Her name is Rita! It's taken from a poem written by a famous Palestinian poet. It's a song that I used to sing and play on an instrument, and my wife loves it too. So Rita is a product of love between me and my wife. I haven't seen them in a year and a half. When the border opened last year, I sent them both out of the country. I have a master's degree in Burns, Plastic and Reconstructive Surgery, and these skills are sorely needed in Gaza. So I decided to stay behind.
Now the border is closed and I can't leave even if I wanted to. I try my best to talk to Rita every day on WhatsApp. I ask her about the asylum, about her swimming lessons. I look at her latest drawings and try to encourage her. But it's nothing... I'm just a WhatsApp dad.
A few days ago she was ignoring me a little, playing with her toys, so I asked her: 'Why aren't you talking to me?' She replied: 'I think I've forgotten you a little.' My wife intervened and said: 'No, no, you're kidding.' But I said: 'There's no need to kid. You're telling the truth.' I've been absent for most of her life. First with my studies in England and now with this separation. I feel guilty, yes. But if I had been away, I would feel even more guilty. There would be a crack in my heart. It would come to me in my bad dreams, every time I saw the suffering of my people.

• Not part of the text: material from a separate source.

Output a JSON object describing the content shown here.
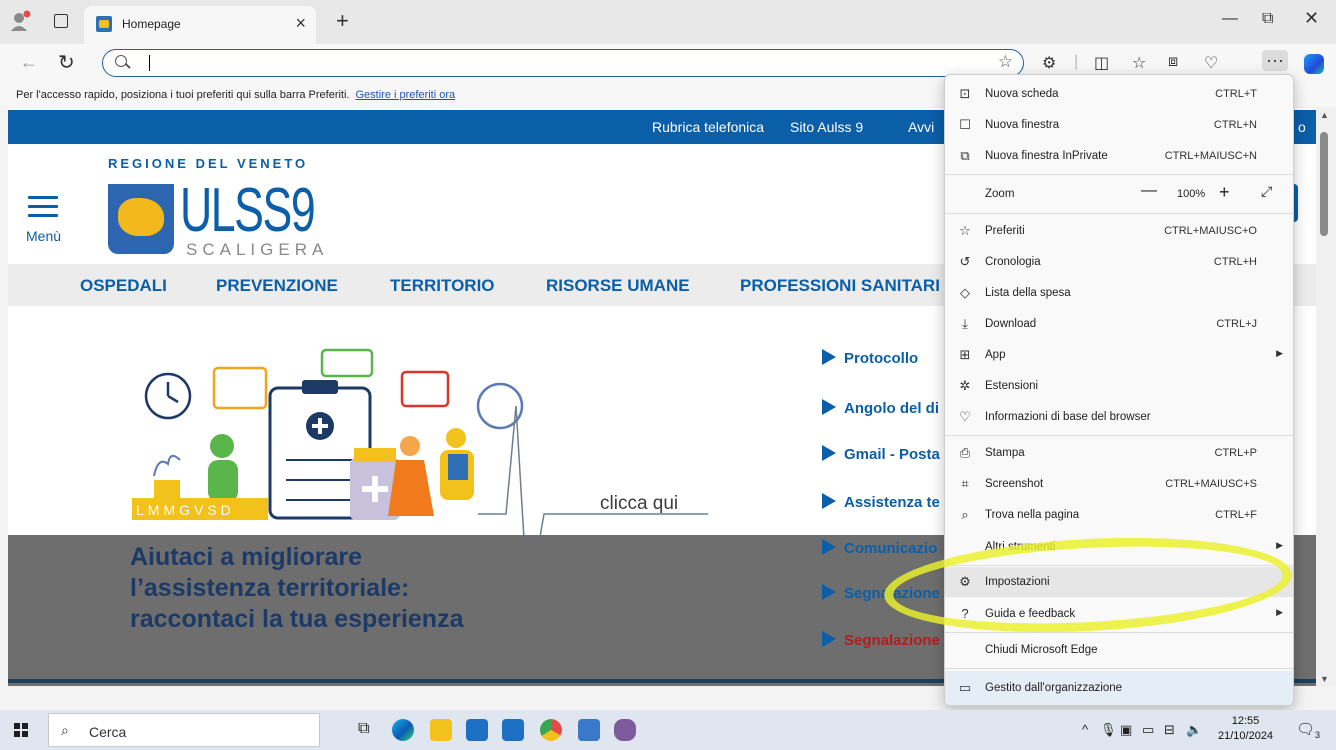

The first phase of this genocide was the destruction of the health infrastructure, so that there would be no shelter for the dead. I am part of an organization, Doctors Without Borders, with great skills and great principles. I knew that if we made the right decisions and did the right things, we could bring immense comfort to people. And that is what we have done.
I co-managed a team that built a field hospital with 120 beds and three operating rooms that worked 24 hours a day. We set up two health centers in the camps for the displaced, providing 800 services a day. This is something I will be proud of for many, many years. And I hope that one day, Rita will understand.

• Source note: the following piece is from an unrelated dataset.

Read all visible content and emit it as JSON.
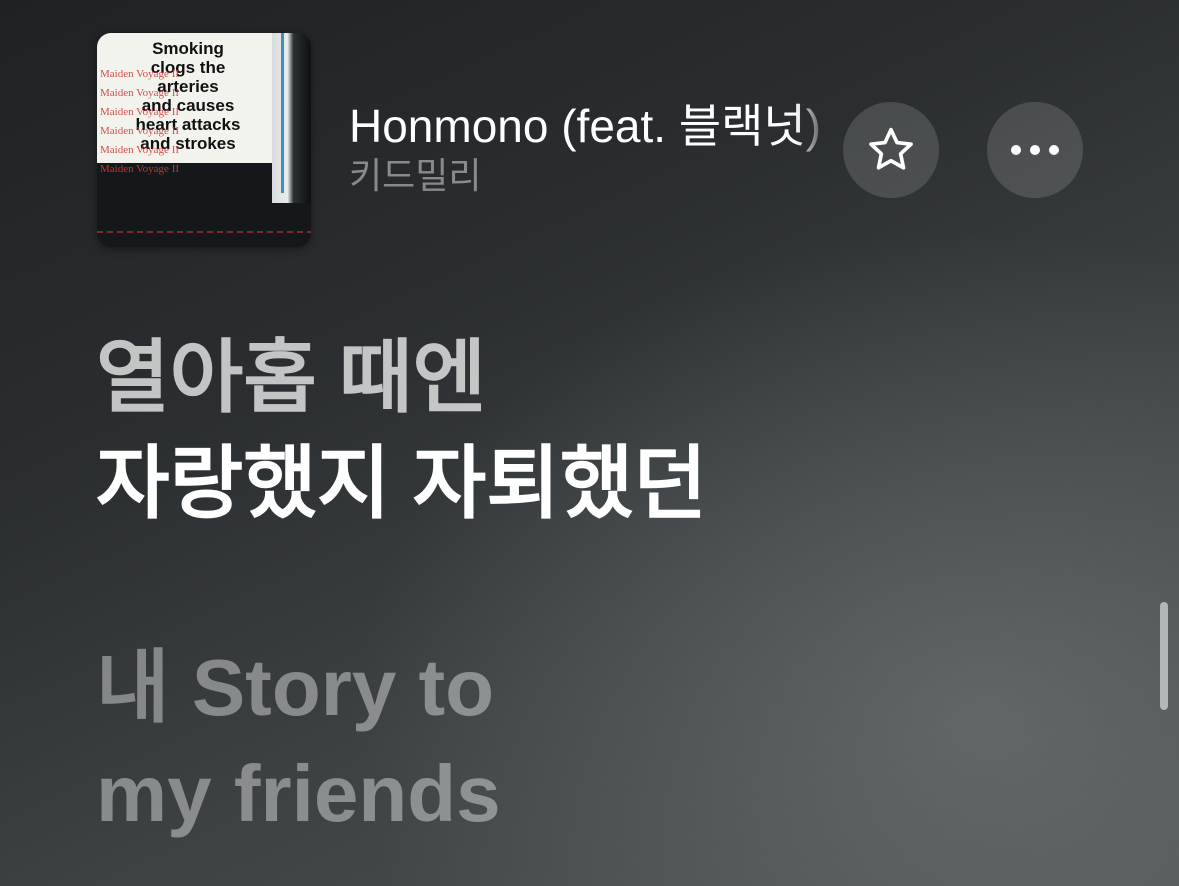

I will ask him to read books and watch documentaries about the genocide against the people of Gaza. I will ask him to understand that I could not turn a blind eye to the suffering of our people. We must resist. And how do we resist? By existing. And how do we exist? By having value. And in our family, our value is to serve others, more than ourselves."
Dr. Sohaib Safi is deputy medical coordinator for MSF Belgium. His story is part of a series I am doing about the Palestinian staff of Médecins Sans Frontières / MSF (Doctors Without Borders) in Gaza.
The day after this interview, Dr. Safi was accepted to pursue an MSc in Clinical Research at the University of Galway in Ireland. He was evacuated from Gaza yesterday and hopes to be reunited with his family within the next two weeks.